Немаловажное значение имело и то обстоятельство, что, постоянно проникая в чужое жилье, Сева прощупывал, исследовал, изучал свою клиентуру. Исследуемые платили ему той же валютой, а Владимир Максимович был понятен, как нагой младенец, и распахнут настежь, как степь перед дорогой. Поэтому Сева Булочка и разоткровенничался, что вовсе не было свойственно ему всегда.
— Да, Владимир Максимович, — говорил Сева, поднимая предложенную рюмку, — вы правы. Именно так. А вообще? Что — любовь? Коварная игра, где проигрыш велик, а выигрыш ничтожен. И где партнеры ваши — шулера, а выход из игры уж невозможен…
— Это все, дорогой, стишки! — вздохнул Владимир Максимович. — А жизнь-то, она суть проза, суровая, как дисциплинарный устав.
— Вы человек большой души, Владимир Максимович!
Человек, которого Сева доверительно называл Владимиром Максимовичем, в списке жильцов под № 21 числился Аракчаевым В. М. Молодые шутники на производстве называли его Аракчеевым, прекрасно, впрочем, понимая, что их мастер по складу души представлял полярную противоположность исторически мрачному персонажу.
Аракчаев взял гармонику, поднес ее к губам, и Сева услышал мелодию простую и печальную. Севе вдруг вспомнилось, как бабка возила его в детстве в деревню. Он прикрыл глаза и отчетливо увидел избу, крытую соломой, какие-то жерди вместо ограды, которые очень странно назывались, — прясла; увидел корову, запряженную в телегу, и топтавшегося рядом с ней теленка, грязного и очень тощего; увидел старуху, месившую босыми ногами глину с навозом; мелодия напомнила ему скрипящие ступеньки крыльца, огромную печь, глиняные плошки и длинные лавки… Эта же мелодия помогла восстановить в памяти мужиков в линялых гимнастерках. Сидя на лавках, они пели, прикрыв глаза, будто все не хотели видеть Севу, который с испугом и любопытством посматривал на них с печки…
— Вы играете такую старинную песню?
— Не очень. До войны ее пели часто и в городах и на деревне, а нынче забыли.
— У нее и слова есть?
— А как же? «Во субботу, день ненастный, нельзя в поле, нельзя в поле работать. Нельзя в полюшке работать — ни боронить, ни пахать…»
— Выпьем, Владимир Максимович! Выпьем до основания, а затем…
— Вы пейте, пейте. Я пропущу…
— Выпьем. Не стоит терзать себя бабушкиными песнями. Это все смел ураган. Вам надо разучить современную ритмотемпику. Лабайте что-нибудь такое! Святое и грешное, что зовет вперед и выше! Не надо слов и мелодий! Взорвитесь в ритме: дидл-бу-ду. Бабе-бу-да…

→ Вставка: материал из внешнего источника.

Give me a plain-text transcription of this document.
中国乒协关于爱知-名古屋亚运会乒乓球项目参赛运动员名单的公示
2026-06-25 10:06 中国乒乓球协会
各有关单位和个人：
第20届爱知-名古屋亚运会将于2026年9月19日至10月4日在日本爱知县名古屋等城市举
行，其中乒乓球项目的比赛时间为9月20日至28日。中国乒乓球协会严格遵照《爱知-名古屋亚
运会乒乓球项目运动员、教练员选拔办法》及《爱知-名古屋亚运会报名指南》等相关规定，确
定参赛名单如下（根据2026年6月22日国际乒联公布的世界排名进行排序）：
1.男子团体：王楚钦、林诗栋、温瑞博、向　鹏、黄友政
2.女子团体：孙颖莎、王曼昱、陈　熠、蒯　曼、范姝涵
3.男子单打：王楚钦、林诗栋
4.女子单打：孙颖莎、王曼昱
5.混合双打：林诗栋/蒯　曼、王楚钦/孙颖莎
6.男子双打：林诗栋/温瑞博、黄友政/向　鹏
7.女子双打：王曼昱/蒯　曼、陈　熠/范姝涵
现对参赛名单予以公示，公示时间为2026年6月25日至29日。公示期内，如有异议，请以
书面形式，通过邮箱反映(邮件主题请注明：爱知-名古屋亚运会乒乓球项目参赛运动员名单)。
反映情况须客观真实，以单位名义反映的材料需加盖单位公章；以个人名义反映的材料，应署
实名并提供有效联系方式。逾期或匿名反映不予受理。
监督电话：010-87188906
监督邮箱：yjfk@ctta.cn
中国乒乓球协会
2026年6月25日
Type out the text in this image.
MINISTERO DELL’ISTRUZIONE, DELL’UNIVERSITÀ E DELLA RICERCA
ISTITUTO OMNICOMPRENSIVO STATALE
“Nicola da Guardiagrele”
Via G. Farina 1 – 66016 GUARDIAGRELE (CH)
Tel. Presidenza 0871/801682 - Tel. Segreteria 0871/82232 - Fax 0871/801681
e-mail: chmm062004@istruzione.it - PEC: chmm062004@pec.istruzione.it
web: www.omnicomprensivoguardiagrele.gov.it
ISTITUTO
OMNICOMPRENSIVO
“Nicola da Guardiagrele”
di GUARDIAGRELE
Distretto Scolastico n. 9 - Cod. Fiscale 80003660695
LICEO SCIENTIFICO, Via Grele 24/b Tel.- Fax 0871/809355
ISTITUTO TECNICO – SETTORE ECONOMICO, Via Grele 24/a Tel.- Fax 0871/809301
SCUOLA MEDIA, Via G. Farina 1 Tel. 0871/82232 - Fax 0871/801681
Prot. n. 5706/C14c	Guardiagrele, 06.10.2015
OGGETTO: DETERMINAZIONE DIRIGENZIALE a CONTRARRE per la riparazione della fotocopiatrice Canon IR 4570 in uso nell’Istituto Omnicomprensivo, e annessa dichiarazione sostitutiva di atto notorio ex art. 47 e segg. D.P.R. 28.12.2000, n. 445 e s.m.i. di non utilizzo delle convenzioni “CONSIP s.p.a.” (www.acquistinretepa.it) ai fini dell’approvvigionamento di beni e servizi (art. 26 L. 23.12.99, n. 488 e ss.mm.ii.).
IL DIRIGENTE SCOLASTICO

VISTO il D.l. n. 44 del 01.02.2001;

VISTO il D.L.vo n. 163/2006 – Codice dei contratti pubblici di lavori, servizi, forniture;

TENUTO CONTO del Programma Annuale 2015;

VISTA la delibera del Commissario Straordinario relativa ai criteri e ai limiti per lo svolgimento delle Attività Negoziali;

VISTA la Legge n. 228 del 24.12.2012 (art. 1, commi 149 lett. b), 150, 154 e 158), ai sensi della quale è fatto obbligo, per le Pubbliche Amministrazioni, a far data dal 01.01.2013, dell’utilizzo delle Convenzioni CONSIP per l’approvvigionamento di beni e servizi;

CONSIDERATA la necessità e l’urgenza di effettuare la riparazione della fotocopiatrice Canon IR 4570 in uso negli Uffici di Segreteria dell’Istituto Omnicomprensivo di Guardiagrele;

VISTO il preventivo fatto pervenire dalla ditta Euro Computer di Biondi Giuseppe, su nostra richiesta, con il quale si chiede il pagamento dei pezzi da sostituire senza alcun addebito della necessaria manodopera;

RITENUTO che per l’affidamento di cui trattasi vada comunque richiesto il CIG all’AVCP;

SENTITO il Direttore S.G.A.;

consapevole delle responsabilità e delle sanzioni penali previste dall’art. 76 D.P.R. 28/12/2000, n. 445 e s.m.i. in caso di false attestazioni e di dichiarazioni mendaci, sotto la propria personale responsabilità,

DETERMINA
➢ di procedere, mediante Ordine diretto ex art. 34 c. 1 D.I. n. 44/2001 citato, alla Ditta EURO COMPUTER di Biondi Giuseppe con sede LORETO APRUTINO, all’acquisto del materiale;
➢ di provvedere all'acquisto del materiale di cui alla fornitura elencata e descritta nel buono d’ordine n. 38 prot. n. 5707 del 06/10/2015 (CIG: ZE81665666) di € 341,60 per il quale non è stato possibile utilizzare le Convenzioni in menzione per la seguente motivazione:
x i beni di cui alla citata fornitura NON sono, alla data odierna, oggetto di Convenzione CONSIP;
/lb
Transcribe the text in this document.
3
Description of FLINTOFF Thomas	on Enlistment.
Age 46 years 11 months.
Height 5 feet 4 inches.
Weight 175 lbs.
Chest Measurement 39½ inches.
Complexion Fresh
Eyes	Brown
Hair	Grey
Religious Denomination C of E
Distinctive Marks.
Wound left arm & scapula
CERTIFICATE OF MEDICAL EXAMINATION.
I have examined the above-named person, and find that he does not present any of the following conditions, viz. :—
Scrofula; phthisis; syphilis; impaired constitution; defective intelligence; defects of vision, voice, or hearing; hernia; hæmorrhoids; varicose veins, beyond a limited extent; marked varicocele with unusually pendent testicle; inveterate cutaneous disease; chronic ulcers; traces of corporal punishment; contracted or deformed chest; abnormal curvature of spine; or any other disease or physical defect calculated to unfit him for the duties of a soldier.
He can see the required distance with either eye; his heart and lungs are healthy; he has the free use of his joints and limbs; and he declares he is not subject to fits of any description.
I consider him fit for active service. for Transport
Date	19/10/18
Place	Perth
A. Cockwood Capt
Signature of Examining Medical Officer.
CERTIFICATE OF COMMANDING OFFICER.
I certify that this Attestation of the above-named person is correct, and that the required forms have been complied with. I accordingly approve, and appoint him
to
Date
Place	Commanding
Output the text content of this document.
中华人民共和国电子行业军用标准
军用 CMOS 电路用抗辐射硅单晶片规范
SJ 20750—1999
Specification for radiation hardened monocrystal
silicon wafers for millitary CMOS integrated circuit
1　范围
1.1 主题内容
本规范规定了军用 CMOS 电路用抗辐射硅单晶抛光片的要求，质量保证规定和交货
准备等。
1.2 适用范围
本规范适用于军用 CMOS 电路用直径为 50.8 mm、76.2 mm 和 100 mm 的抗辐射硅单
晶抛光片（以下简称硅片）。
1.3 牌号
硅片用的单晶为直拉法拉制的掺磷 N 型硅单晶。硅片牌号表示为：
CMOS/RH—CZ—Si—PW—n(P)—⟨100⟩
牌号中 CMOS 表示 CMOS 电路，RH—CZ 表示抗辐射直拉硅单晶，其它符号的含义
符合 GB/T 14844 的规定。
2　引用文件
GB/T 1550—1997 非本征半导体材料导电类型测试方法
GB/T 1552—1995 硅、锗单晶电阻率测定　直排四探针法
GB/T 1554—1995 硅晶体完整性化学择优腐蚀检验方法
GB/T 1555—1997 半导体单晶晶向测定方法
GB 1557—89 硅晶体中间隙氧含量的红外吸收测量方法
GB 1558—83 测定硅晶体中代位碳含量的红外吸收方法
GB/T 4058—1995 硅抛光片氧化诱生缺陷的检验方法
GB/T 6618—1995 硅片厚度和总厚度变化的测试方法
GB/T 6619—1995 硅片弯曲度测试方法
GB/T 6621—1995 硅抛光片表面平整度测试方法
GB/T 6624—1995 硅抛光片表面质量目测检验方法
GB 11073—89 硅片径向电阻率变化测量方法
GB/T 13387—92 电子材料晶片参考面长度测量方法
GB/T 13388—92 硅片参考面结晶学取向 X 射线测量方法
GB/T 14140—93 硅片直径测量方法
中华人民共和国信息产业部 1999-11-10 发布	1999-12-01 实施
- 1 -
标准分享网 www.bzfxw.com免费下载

— Нет уж! Губная гармонь не для этого. Темпа-то мне и на службе хватает. В баночном цехе…
— В каком?
— В жестянобаночном. Двадцать пять лет работаю, хоть серебряную свадьбу справляй. Домой придешь, а у тебя все бренчит внутри — ужинать неохота.
— А зачем же бренчать четверть века? Взяли и ушли. Легко и просто. В нашей стране безработицы нет…
— Так ведь привычка. Опять же мастер я. Сказывают — дело знаю. К заводу прирос, дружки есть…
— Можно, я просто вас буду звать — Максимыч!
— Ну, а я — сынок?
— Валяйте, Максимыч, зовите! Не знал я этого слова с детства. Мне оно и теперь ни о чем не напоминает. Но, как говорят, мелочь — а приятно…
Пока Сева пил до основания, а затем… шумно выдыхал, обжегшись крепчайшей настойкой, тыкал вилкой в тарелку и вытирал слезы, Владимир Максимович разглядывал его с любопытством и некоторой долей недоумения, именно так смотрит обезьяна на человека, который разглядывает ее в зверинце.
— Как стишки-то? — спросил он. — Про любовь? Шулера, говоришь, партнеры-то? Шулеров-то, бывало, медными канделябрами по свежевыбритой морде били. Только это не любовь…
— Именно так, Максимыч! И чтобы проигрыш хоть чем-то отыграть, с ее подругою затеешь флирт невинный — нам в пустяках дано застраховать простое самолюбие мужчины…
— Эх, страхователь, это что же, служебная песня, что ли?
— Это мягкая рухлядь прошлого века! Теперь так не поют. Такие знаю только я! Эстет и собиратель старины. Теперь все проще: «За шепот и за визг, за вечность и за поцарапанную рожу — за все тебя благодарю…»
— Лихие вы на слова-то стали. Бывало, дьячок столько слов не знал, сколь нынче студент…
— Слов много, отец! Утопаем. А как же, на нас свалился поток информации.